Before CBD, it used to take me around 40 minutes to fall asleep at night. I’m not going to say I fall asleep the moment my head hits the pillow, but it now takes around three to five minutes. CBD isn’t sleep medication, it doesn’t make you tired or drowsy, but it completely alleviates any stress or anxiety in my mind, which allows me to drift off without a million thoughts going through my head.

Are you surprised by how much the blog has taken off?

Surprised would be an understatement! It is becoming increasingly clear that there are a huge amount of people asking questions around CBD and predominantly landing on brand pages, which are trying to sell to you, so I loved offering an unbiased viewpoint and sharing my experiences with others.

It has been an amazing journey and I’m keen to see where it takes me in the years to come – the website traffic has doubled in the last three months alone.

What have you learned since you started out?

There is a real community feeling within the CBD industry.
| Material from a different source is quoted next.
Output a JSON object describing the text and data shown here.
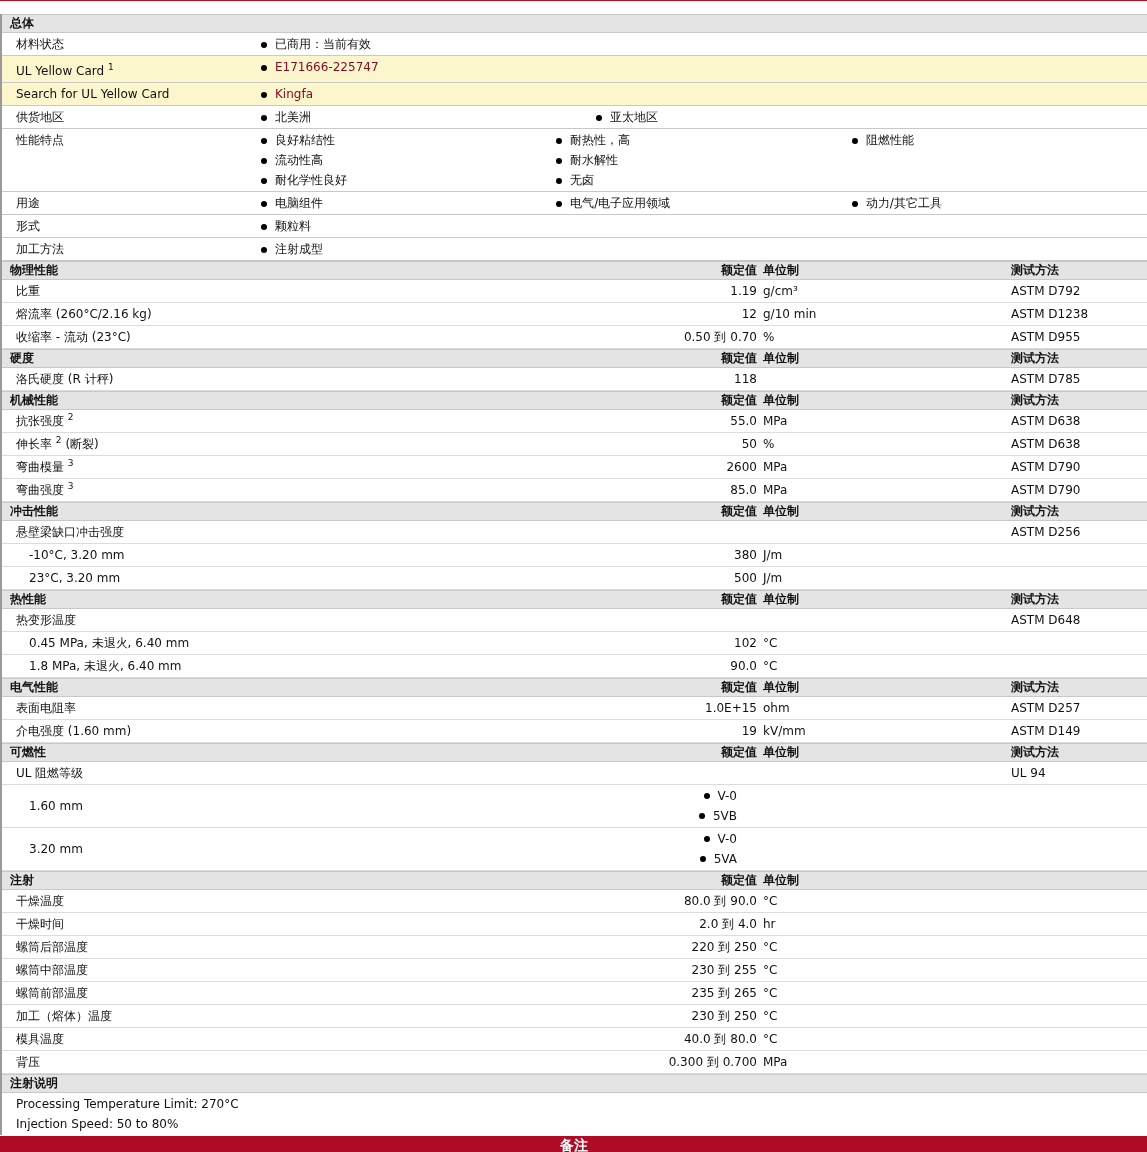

CBD brands are not all started by entrepreneurs trying to make a quick buck, but are often set-up by people trying to find a solution to a health issue they or someone close to them has.

I’ve also learned that brands will mix CBD into anything. I’ve tried CBD coffee, tea, gin, rum, honey, brownies, flapjacks, chai latte and chocolates. I’m not sure what’s next but I’m always guaranteed an occasional surprise.

I’ve recently begun learning more about the other cannabinoids present in cannabis, of which they all have their own set of benefits and potential uses as treatments, but we need a lot more test studies into them in order to fully understand their potential. CBG is probably the fastest-growing behind CBD – I can see CBG oil being a huge seller in a number of years.